The film is precisely of its moment: Tehran at the end of the 1980s, in the immediate aftermath of the Iran–Iraq War, a society of economic strain and constrained possibility in which an educated, unemployed man like Sabzian finds cinema a refuge and an aspiration. That specificity — the shared taxis, apartment blocks, and street corners of the period — grounds the film's philosophical ambitions in a concrete social reality of class disappointment and thwarted longing. Made just as Iranian cinema was breaking through internationally, it stands at a threshold, both product and portrait of its era.

Themes

The film's central theme is identity as performance — the idea that to be someone is, in part, to be recognized as someone, and that Sabzian's impersonation was less a fraud than a desperate bid for the dignity his real life denied him. From this flows a meditation on cinema itself: as an object of love, a vehicle of social prestige, and a machine that manufactures and blurs identities. Class and humiliation run throughout — the gulf between the Ahankhahs and their impostor guest, the shame of unemployment, the hunger to be taken seriously. And overarching all of it is the film's inquiry into the boundary between reality and representation: what it means to reenact one's own life, whether a filmed confession is truer or falser than an unfilmed one, and how empathy is produced by the act of looking closely. The title names the method and the moral at once — to bring the camera near enough to a discarded life to make it legible.

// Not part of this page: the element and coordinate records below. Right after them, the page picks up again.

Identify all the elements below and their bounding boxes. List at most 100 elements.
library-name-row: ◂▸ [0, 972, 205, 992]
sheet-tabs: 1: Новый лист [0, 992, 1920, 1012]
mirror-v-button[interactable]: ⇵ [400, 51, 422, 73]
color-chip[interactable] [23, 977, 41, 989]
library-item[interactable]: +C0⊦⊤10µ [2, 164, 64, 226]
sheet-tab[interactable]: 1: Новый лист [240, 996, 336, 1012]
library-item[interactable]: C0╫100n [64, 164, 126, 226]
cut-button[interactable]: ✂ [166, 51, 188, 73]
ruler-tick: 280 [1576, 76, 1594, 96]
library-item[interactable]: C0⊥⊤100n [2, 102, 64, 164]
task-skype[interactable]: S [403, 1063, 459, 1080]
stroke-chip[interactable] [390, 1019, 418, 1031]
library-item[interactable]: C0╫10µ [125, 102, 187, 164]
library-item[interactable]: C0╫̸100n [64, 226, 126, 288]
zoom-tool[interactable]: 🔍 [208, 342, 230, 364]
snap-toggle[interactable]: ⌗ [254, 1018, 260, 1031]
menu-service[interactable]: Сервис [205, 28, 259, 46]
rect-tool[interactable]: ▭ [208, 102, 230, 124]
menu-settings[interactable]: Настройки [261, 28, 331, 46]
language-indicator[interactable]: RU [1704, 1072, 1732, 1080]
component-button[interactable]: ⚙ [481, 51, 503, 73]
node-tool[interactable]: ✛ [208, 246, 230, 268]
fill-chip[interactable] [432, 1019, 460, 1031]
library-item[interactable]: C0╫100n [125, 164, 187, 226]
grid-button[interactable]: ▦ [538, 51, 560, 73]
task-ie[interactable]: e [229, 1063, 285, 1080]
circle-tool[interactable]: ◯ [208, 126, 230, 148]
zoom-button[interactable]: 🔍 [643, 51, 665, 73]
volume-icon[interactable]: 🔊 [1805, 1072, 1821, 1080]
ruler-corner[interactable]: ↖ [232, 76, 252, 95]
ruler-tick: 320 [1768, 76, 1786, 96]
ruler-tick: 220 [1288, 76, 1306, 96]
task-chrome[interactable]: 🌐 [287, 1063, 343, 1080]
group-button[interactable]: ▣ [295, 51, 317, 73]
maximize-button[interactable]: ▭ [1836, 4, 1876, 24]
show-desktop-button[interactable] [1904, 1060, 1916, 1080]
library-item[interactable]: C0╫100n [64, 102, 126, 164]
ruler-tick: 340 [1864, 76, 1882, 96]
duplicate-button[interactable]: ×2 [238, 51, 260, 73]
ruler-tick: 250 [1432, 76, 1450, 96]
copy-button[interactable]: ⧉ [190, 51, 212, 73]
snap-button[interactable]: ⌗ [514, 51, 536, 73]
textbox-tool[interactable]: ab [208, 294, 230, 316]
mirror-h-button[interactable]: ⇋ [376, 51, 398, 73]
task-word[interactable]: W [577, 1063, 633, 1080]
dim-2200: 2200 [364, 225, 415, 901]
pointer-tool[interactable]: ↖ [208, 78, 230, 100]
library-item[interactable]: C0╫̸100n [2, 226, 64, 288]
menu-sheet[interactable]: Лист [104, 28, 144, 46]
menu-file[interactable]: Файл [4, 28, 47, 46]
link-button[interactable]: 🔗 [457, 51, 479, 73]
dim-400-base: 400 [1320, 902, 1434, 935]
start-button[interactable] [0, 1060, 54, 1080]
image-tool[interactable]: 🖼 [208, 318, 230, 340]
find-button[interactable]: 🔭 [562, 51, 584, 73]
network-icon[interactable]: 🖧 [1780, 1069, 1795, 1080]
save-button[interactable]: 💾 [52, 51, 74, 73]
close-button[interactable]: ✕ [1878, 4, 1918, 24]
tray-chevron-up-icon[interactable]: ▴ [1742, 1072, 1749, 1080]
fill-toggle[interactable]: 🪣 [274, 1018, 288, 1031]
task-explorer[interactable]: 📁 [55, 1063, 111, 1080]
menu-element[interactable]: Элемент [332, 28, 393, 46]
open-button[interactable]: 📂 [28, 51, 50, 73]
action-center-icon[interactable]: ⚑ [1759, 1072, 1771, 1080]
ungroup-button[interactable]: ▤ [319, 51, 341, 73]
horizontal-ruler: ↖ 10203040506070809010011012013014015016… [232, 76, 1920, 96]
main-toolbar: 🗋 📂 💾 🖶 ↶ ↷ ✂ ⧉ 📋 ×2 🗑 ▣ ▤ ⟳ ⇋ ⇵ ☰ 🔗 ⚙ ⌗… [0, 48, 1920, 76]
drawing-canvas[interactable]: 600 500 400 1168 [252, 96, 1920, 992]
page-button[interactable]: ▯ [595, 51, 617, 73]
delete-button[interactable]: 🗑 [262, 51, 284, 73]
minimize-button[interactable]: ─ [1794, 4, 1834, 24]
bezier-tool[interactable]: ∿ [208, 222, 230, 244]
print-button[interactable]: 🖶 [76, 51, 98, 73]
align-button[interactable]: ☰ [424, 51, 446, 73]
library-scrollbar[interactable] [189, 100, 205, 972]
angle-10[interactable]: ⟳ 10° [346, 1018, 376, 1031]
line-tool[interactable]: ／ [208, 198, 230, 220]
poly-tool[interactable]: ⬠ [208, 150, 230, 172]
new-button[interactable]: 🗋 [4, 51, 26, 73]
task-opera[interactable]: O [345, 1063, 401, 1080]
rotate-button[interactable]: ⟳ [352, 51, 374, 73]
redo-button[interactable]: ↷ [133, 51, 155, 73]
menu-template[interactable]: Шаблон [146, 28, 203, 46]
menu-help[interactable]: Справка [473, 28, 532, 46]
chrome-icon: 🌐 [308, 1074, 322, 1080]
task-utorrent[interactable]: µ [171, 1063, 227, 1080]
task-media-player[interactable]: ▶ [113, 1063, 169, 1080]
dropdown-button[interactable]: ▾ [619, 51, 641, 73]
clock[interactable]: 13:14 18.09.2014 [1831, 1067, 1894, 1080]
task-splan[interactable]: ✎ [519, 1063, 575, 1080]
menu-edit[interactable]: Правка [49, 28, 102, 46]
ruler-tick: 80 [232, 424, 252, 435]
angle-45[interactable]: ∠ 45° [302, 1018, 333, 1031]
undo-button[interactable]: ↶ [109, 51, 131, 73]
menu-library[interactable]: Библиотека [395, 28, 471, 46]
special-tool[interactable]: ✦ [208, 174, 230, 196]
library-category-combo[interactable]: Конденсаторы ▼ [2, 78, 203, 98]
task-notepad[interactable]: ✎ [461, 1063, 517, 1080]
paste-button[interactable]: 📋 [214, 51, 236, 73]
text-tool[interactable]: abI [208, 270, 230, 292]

Reception, canon & influence

Kiarostami's principal influences run backward to Italian neorealism — the nonprofessional casting, real locations, and social attention of De Sica and Rossellini — and to the broader tradition of self-reflexive modernist cinema; his work is frequently discussed alongside a Bazinian faith in the long take and the ontological pull of the real, though Close-Up pushes that realism into overtly reflexive territory. Reception in Iran was initially muted, but internationally the film's stature grew steadily and decisively. It became a touchstone for major filmmakers — it has been cited and championed by figures including Jean-Luc Godard, Martin Scorsese, Werner Herzog, Nanni Moretti, and Quentin Tarantino, and it is routinely ranked among the greatest films ever made in international critics' polls. Its forward influence is immense: it helped open Western audiences and festivals to Iranian cinema, shaped the subsequent international careers of Kiarostami and his compatriots, and became a foundational reference for the global turn toward hybrid documentary-fiction filmmaking. It also generated a remarkable direct sequel-of-sorts: Makhmalbaf later revisited the same events from his own vantage in A Moment of Innocence (1996), extending the story's hall-of-mirrors logic. More than three decades on, Close-Up endures as both a beloved humanist portrait and a definitive demonstration that the distance between a life and a film can be measured — and crossed — in a single close shot.